<i>Genesis 6.6-7</i> d'Angelica Liddell Genesis 6.6-7 d'Angelica Liddell © Luca del Pia.
Entretiens Théâtre

A. Liddell, la genèse

La metteure en scène et performeuse catalane présentait sa dernière création au hTh en janvier : Genesis 6.6-7, un nouveau cri d’amour et de terreur qui emprunte aux rituels archaïques. À cette occasion, elle a accepté de se prêter au jeu des questions-réponses.

Par Ulysse Caillon et Gabriel Perez publié le 12 mars 2018

Le 15 novembre dernier, Angélica Liddell recevait les insignes de Chevalier des Arts et des Lettres, honneur venant couronner la carrière française de l’artiste catalane, lancée par la présentation en 2010, au Festival d’Avignon, de deux de ses pièces : L’Année de Richard et La Maison de la Force. Cette dernière, pièce de cinq heures mettant en scène le désespoir amoureux et la rage de l’autrice, actrice, metteuse en scène et performeuse, au milieu d’une distribution féminine mexico-espagnole, fut l’un des points d’orgue de cette édition avignonnaise. Au son de morceaux autant de musique classique que du folklore mexicain ou encore de chanson pop, Angélica Liddell sollicitait à l’extrême son corps, épuisé, mutilé par la performance. Depuis, le public s’est attendu, à chaque retour de l’artiste sur scène, à un engagement intime toujours plus puissant.

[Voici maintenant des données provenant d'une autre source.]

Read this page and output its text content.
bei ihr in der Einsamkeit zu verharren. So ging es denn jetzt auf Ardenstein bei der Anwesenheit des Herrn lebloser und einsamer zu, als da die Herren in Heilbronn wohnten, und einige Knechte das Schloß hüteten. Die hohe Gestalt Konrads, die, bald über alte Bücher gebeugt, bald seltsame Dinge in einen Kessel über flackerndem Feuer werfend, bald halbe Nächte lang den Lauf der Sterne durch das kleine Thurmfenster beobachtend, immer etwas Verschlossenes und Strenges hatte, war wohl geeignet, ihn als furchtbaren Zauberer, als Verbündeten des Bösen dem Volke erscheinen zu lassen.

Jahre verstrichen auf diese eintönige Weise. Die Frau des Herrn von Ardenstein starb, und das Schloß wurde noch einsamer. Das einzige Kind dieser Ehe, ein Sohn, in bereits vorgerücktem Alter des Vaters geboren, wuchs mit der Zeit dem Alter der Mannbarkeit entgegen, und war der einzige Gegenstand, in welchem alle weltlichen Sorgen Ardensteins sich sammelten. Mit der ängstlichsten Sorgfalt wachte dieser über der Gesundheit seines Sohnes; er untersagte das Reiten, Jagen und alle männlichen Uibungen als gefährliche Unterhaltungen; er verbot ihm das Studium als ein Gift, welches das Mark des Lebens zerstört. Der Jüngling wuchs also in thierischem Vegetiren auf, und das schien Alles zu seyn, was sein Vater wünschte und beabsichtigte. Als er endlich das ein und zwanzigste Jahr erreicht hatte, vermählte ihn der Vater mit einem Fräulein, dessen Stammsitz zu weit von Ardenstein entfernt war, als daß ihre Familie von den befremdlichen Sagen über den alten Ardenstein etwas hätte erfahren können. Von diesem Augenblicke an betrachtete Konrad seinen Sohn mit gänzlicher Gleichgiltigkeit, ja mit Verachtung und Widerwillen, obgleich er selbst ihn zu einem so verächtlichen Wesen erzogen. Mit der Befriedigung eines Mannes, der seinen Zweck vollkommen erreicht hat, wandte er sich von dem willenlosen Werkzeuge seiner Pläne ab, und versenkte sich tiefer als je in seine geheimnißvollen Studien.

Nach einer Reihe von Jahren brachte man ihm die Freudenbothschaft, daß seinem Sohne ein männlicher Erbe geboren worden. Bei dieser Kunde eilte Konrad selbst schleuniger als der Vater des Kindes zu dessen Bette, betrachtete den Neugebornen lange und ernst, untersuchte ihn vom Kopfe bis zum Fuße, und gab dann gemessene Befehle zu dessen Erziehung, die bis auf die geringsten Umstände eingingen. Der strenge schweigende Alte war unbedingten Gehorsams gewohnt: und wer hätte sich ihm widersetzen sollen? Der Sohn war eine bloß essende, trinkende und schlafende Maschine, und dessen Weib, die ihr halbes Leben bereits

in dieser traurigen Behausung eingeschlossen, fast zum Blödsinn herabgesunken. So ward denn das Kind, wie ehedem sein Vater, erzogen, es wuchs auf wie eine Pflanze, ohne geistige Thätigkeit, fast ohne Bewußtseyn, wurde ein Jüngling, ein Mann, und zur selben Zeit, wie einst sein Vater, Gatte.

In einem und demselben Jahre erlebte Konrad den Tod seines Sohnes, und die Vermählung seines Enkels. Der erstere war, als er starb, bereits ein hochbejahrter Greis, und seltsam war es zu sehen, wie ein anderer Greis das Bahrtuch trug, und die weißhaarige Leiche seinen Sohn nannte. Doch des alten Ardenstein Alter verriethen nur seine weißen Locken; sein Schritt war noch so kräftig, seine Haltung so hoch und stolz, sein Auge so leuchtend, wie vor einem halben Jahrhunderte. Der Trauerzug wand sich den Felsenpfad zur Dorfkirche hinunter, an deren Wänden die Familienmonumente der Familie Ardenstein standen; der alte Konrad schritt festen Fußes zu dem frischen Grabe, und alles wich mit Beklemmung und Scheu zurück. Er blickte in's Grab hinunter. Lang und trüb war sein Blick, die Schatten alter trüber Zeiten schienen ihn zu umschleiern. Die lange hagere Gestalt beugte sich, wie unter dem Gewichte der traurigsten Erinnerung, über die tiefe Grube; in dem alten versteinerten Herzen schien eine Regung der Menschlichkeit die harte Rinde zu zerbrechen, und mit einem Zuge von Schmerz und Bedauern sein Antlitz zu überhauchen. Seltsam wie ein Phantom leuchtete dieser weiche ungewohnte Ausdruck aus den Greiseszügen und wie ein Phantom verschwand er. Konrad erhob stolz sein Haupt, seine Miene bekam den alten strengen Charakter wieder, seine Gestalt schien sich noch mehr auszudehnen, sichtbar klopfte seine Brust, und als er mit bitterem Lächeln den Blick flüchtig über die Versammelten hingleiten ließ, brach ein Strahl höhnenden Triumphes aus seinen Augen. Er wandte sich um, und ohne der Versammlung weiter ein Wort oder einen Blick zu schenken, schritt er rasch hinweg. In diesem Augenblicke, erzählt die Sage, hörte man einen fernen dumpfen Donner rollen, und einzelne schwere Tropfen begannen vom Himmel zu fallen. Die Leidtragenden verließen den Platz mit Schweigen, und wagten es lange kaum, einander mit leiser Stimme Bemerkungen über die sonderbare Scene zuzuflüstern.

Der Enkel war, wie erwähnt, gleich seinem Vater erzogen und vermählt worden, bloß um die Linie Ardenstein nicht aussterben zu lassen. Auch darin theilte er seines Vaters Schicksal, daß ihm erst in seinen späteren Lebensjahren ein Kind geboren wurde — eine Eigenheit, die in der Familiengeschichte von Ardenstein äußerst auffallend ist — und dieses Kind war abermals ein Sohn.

C’est ce même univers mêlé de pop, de classicisme et de citations aux avant-gardes de la performance scénique que l’on retrouve dans sa dernière œuvre, Génesis 6.6-7. Questionnant le sacré, thème fondamental pour Liddell depuis Le Cycle des résurrections, ce spectacle est une rencontre avec un univers mental parfois dérangeant, aux codes dont l’artiste assume l’hermétisme. La foi se mêle à la passion sadienne, mais c’est à l’amour que l’on revient lorsque résonne la voix de la chanteuse italienne Nada, couverte par le cri « Comment pourrait-on vivre sans l’amour ? ». Ces pièces, aussi difficiles à regarder qu’elles puissent sembler sont toujours pensées comme des gestes d’amour, comme un partage tendre avec le public. Amour et violence sont soudées dans sa poétique à travers le don de soi au public.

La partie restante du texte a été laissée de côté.